Secondly, fiscal policy becomes counter‑cyclical during crises, such as the GFC and COVID. Importantly, these episodes are typically characterised by a fiscal overshoot, with fiscal expansion persisting even as the shock dissipates and economic conditions improve. For example, peak policy impact around COVID was in the 2023FY, when a recovery was gaining traction and economic variations and nominal income growth were surprising to the upside.

Finally, discretionary spending has historically been highly responsive to labour market risks.
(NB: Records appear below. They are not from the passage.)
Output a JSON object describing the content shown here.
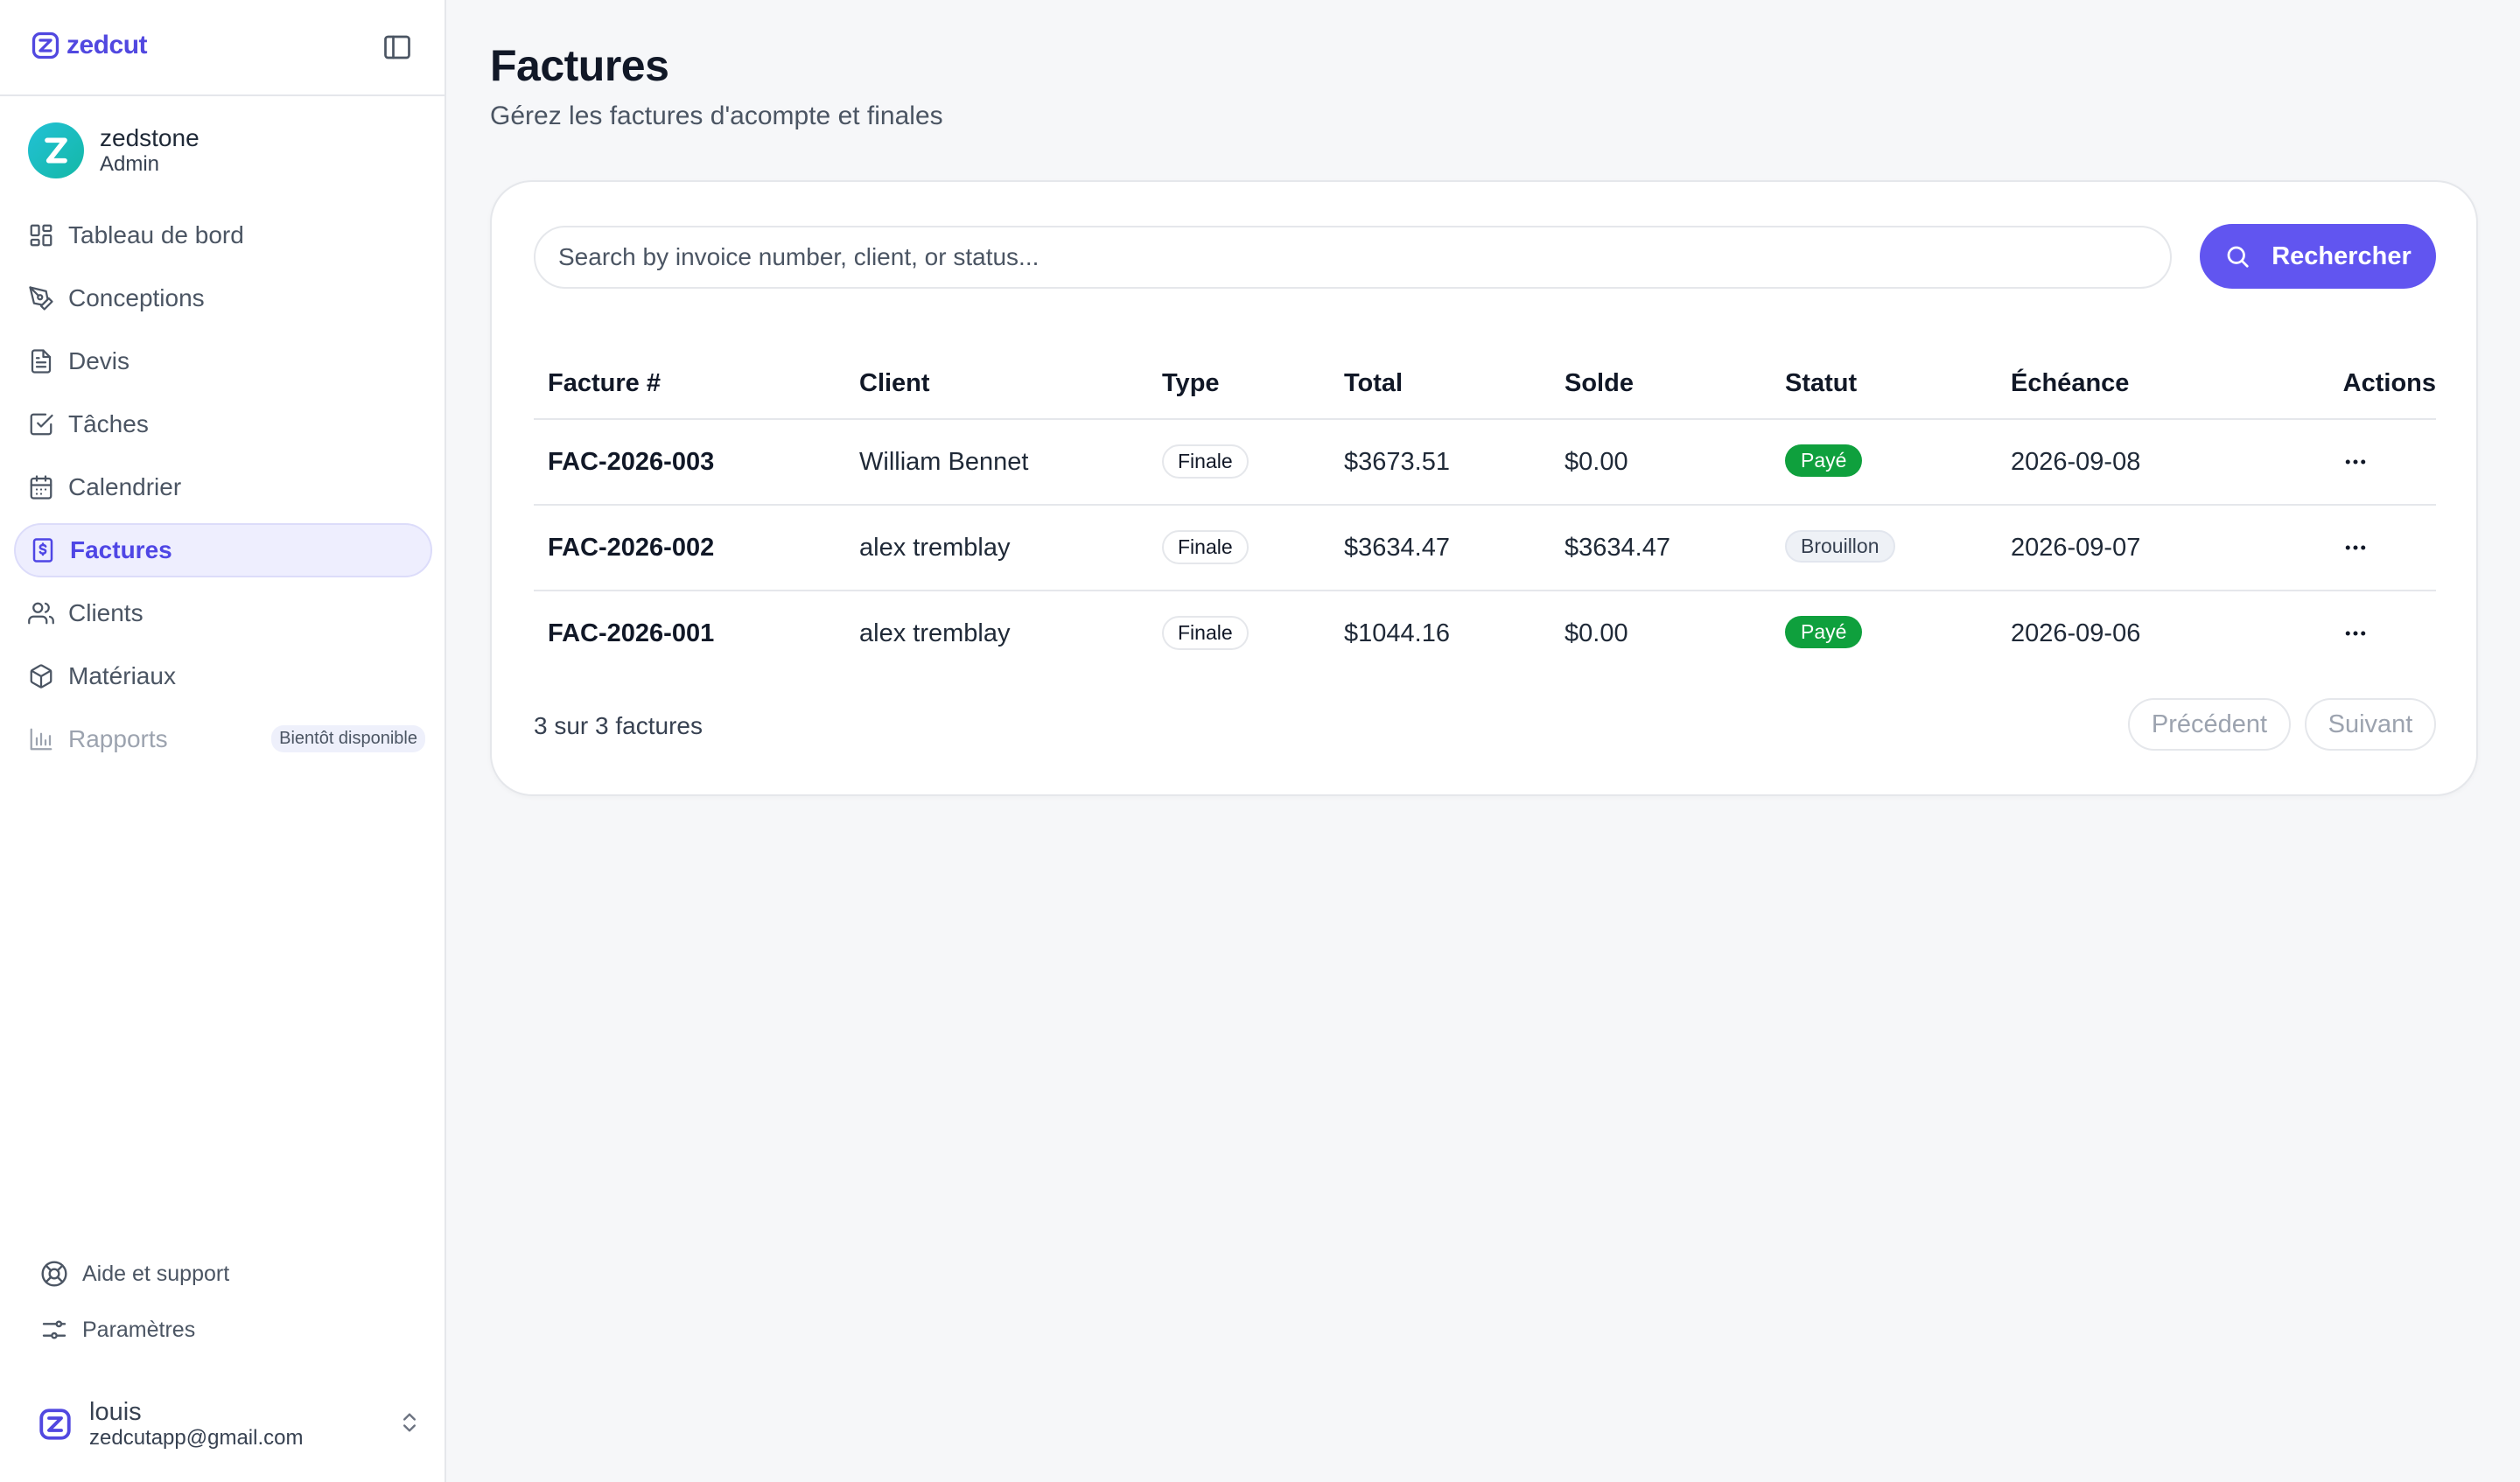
{
  "brand": {
    "name": "zedcut"
  },
  "user_top": {
    "name": "zedstone",
    "role": "Admin",
    "avatar_letter": "Z"
  },
  "sidebar": {
    "items": [
      {
        "label": "Tableau de bord",
        "icon": "dashboard-icon"
      },
      {
        "label": "Conceptions",
        "icon": "pen-tool-icon"
      },
      {
        "label": "Devis",
        "icon": "file-text-icon"
      },
      {
        "label": "Tâches",
        "icon": "check-square-icon"
      },
      {
        "label": "Calendrier",
        "icon": "calendar-icon"
      },
      {
        "label": "Factures",
        "icon": "invoice-dollar-icon",
        "active": true
      },
      {
        "label": "Clients",
        "icon": "users-icon"
      },
      {
        "label": "Matériaux",
        "icon": "package-icon"
      },
      {
        "label": "Rapports",
        "icon": "bar-chart-icon",
        "disabled": true,
        "badge": "Bientôt disponible"
      }
    ],
    "footer": [
      {
        "label": "Aide et support",
        "icon": "life-buoy-icon"
      },
      {
        "label": "Paramètres",
        "icon": "sliders-icon"
      }
    ]
  },
  "user_bottom": {
    "name": "louis",
    "email": "zedcutapp@gmail.com"
  },
  "page": {
    "title": "Factures",
    "subtitle": "Gérez les factures d'acompte et finales"
  },
  "search": {
    "placeholder": "Search by invoice number, client, or status...",
    "value": "",
    "button_label": "Rechercher"
  },
  "table": {
    "headers": [
      "Facture #",
      "Client",
      "Type",
      "Total",
      "Solde",
      "Statut",
      "Échéance",
      "Actions"
    ],
    "rows": [
      {
        "number": "FAC-2026-003",
        "client": "William Bennet",
        "type": "Finale",
        "total": "$3673.51",
        "balance": "$0.00",
        "status": "Payé",
        "due": "2026-09-08"
      },
      {
        "number": "FAC-2026-002",
        "client": "alex tremblay",
        "type": "Finale",
        "total": "$3634.47",
        "balance": "$3634.47",
        "status": "Brouillon",
        "due": "2026-09-07"
      },
      {
        "number": "FAC-2026-001",
        "client": "alex tremblay",
        "type": "Finale",
        "total": "$1044.16",
        "balance": "$0.00",
        "status": "Payé",
        "due": "2026-09-06"
      }
    ]
  },
  "pagination": {
    "summary": "3 sur 3 factures",
    "prev_label": "Précédent",
    "next_label": "Suivant"
  },
  "colors": {
    "accent": "#6155f0",
    "brand": "#5148e0",
    "paid": "#0fa03d",
    "draft_bg": "#eef1f6"
  }
}
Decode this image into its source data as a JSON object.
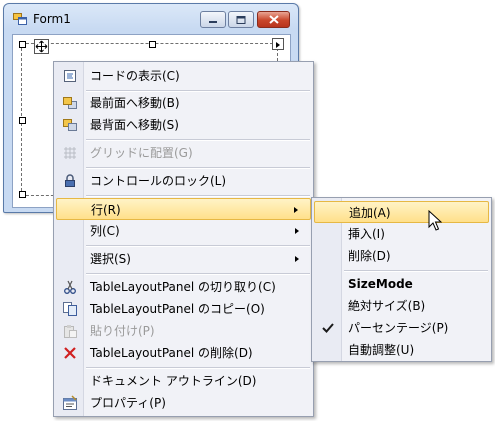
{
  "window": {
    "title": "Form1"
  },
  "context_menu": {
    "items": [
      {
        "label": "コードの表示(C)",
        "icon": "view-code-icon",
        "enabled": true
      },
      {
        "label": "最前面へ移動(B)",
        "icon": "bring-to-front-icon",
        "enabled": true
      },
      {
        "label": "最背面へ移動(S)",
        "icon": "send-to-back-icon",
        "enabled": true
      },
      {
        "label": "グリッドに配置(G)",
        "icon": "align-to-grid-icon",
        "enabled": false
      },
      {
        "label": "コントロールのロック(L)",
        "icon": "lock-icon",
        "enabled": true
      },
      {
        "label": "行(R)",
        "submenu": true,
        "highlighted": true
      },
      {
        "label": "列(C)",
        "submenu": true
      },
      {
        "label": "選択(S)",
        "submenu": true
      },
      {
        "label": "TableLayoutPanel の切り取り(C)",
        "icon": "cut-icon",
        "enabled": true
      },
      {
        "label": "TableLayoutPanel のコピー(O)",
        "icon": "copy-icon",
        "enabled": true
      },
      {
        "label": "貼り付け(P)",
        "icon": "paste-icon",
        "enabled": false
      },
      {
        "label": "TableLayoutPanel の削除(D)",
        "icon": "delete-icon",
        "enabled": true
      },
      {
        "label": "ドキュメント アウトライン(D)",
        "enabled": true
      },
      {
        "label": "プロパティ(P)",
        "icon": "properties-icon",
        "enabled": true
      }
    ]
  },
  "row_submenu": {
    "items": [
      {
        "label": "追加(A)",
        "highlighted": true
      },
      {
        "label": "挿入(I)"
      },
      {
        "label": "削除(D)"
      },
      {
        "label": "SizeMode",
        "bold": true
      },
      {
        "label": "絶対サイズ(B)"
      },
      {
        "label": "パーセンテージ(P)",
        "checked": true
      },
      {
        "label": "自動調整(U)"
      }
    ]
  },
  "colors": {
    "highlight": "#ffe08a",
    "highlight_border": "#e6b844",
    "menu_bg": "#f1f2f7",
    "disabled_text": "#9a9a9a"
  }
}
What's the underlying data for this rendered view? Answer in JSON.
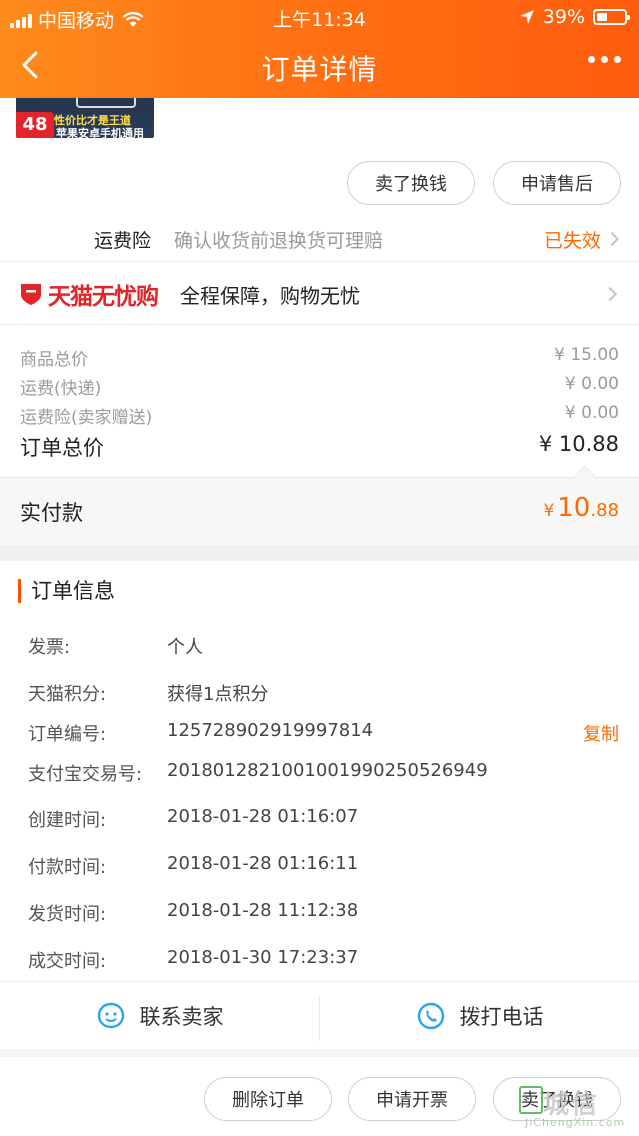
{
  "status_bar": {
    "carrier": "中国移动",
    "time": "上午11:34",
    "battery_percent": "39%",
    "battery_level": 0.39
  },
  "nav": {
    "title": "订单详情"
  },
  "product": {
    "thumb_badge": "48",
    "thumb_tagline": "性价比才是王道",
    "thumb_sub": "苹果安卓手机通用"
  },
  "actions_top": {
    "sell": "卖了换钱",
    "after_sale": "申请售后"
  },
  "shipping_insurance": {
    "name": "运费险",
    "desc": "确认收货前退换货可理赔",
    "status": "已失效"
  },
  "tmall_assurance": {
    "brand": "天猫无忧购",
    "slogan": "全程保障，购物无忧"
  },
  "prices": [
    {
      "label": "商品总价",
      "value": "¥ 15.00"
    },
    {
      "label": "运费(快递)",
      "value": "¥ 0.00"
    },
    {
      "label": "运费险(卖家赠送)",
      "value": "¥ 0.00"
    }
  ],
  "order_total": {
    "label": "订单总价",
    "value": "¥ 10.88"
  },
  "paid": {
    "label": "实付款",
    "currency": "¥",
    "integer": "10",
    "decimal": ".88"
  },
  "order_info": {
    "title": "订单信息",
    "copy_label": "复制",
    "rows": [
      {
        "key": "发票:",
        "value": "个人"
      },
      {
        "key": "天猫积分:",
        "value": "获得1点积分"
      },
      {
        "key": "订单编号:",
        "value": "125728902919997814"
      },
      {
        "key": "支付宝交易号:",
        "value": "2018012821001001990250526949"
      },
      {
        "key": "创建时间:",
        "value": "2018-01-28 01:16:07"
      },
      {
        "key": "付款时间:",
        "value": "2018-01-28 01:16:11"
      },
      {
        "key": "发货时间:",
        "value": "2018-01-28 11:12:38"
      },
      {
        "key": "成交时间:",
        "value": "2018-01-30 17:23:37"
      }
    ]
  },
  "contact": {
    "seller": "联系卖家",
    "call": "拨打电话"
  },
  "bottom_actions": {
    "delete": "删除订单",
    "invoice": "申请开票",
    "sell": "卖了换钱"
  },
  "watermark": {
    "main": "城信",
    "sub": "JiChengXin.com"
  },
  "colors": {
    "accent": "#ff6a00",
    "tmall_red": "#e3242b"
  }
}
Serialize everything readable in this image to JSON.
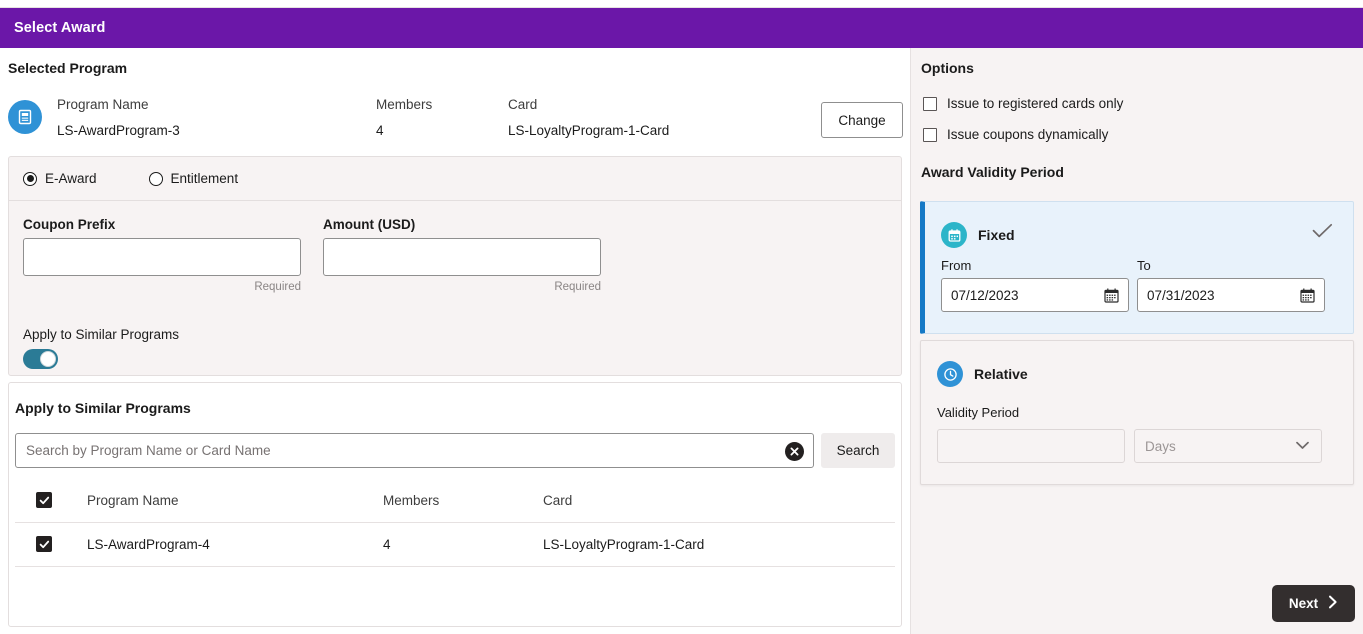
{
  "header": {
    "title": "Select Award"
  },
  "selected_program": {
    "section_label": "Selected Program",
    "icon": "program-document-icon",
    "columns": [
      {
        "label": "Program Name",
        "value": "LS-AwardProgram-3"
      },
      {
        "label": "Members",
        "value": "4"
      },
      {
        "label": "Card",
        "value": "LS-LoyaltyProgram-1-Card"
      }
    ],
    "change_label": "Change"
  },
  "award_form": {
    "radios": [
      {
        "label": "E-Award",
        "selected": true
      },
      {
        "label": "Entitlement",
        "selected": false
      }
    ],
    "coupon_prefix": {
      "label": "Coupon Prefix",
      "value": "",
      "note": "Required"
    },
    "amount": {
      "label": "Amount (USD)",
      "value": "",
      "note": "Required"
    },
    "toggle": {
      "label": "Apply to Similar Programs",
      "state": "on"
    }
  },
  "similar_programs": {
    "title": "Apply to Similar Programs",
    "search": {
      "placeholder": "Search by Program Name or Card Name",
      "value": "",
      "clear_icon": "clear-circle-icon",
      "button_label": "Search"
    },
    "table": {
      "headers": [
        "Program Name",
        "Members",
        "Card"
      ],
      "header_checked": true,
      "rows": [
        {
          "checked": true,
          "program_name": "LS-AwardProgram-4",
          "members": "4",
          "card": "LS-LoyaltyProgram-1-Card"
        }
      ]
    }
  },
  "options": {
    "title": "Options",
    "items": [
      {
        "label": "Issue to registered cards only",
        "checked": false
      },
      {
        "label": "Issue coupons dynamically",
        "checked": false
      }
    ]
  },
  "validity": {
    "title": "Award Validity Period",
    "fixed": {
      "name": "Fixed",
      "icon": "calendar-icon",
      "selected": true,
      "check_icon": "check-icon",
      "from": {
        "label": "From",
        "value": "07/12/2023",
        "icon": "calendar-picker-icon"
      },
      "to": {
        "label": "To",
        "value": "07/31/2023",
        "icon": "calendar-picker-icon"
      }
    },
    "relative": {
      "name": "Relative",
      "icon": "clock-icon",
      "selected": false,
      "validity_period_label": "Validity Period",
      "period_value": "",
      "unit_placeholder": "Days",
      "unit_caret": "chevron-down-icon"
    }
  },
  "footer": {
    "next_label": "Next",
    "next_icon": "chevron-right-icon"
  },
  "colors": {
    "header_purple": "#6b17a8",
    "panel_bg": "#f7f3f3",
    "accent_blue": "#1579c6",
    "fixed_card_bg": "#e8f2fb",
    "toggle_on": "#2b7b96",
    "icon_teal": "#2cb5c9",
    "icon_blue": "#2f92d6",
    "next_dark": "#332e2e"
  }
}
Our modelling of how fiscal policy responds to changes in economic conditions and forecasts shows that policy is particularly sensitive to expectations for employment growth and unemployment, and that this response is non‑linear.

Using historical budget data, we find statistically significant threshold effects. When employment growth is downgraded by at least 0.35ppts in a single budget round, governments have tended to shift into a more activist fiscal regime. A downgrade closer to ½ppt (which is consistent with Westpac Economics’ recent downgrades) has, in the past, been associated with discretionary fiscal packages of at least $10bn over the forward estimates.

Taken together, this suggests that at least some of the windfall is likely to be spent, and possibly a large fraction of it. The scale of any discretionary response will depend critically on Treasury’s assessment of the labour‑market implications of the conflict in the Middle East. While there is no sense of panic within government, policymakers are clearly alert to the downside risks.

What next

Before the May 12 budget we will publish our final estimate of the bottom line including announced measures. As noted, unlike the most recent history, overall improvements will hinge on government policy rather than the economy. In addition, we will publish what this means for the national (federal and state) fiscal impulse going forward.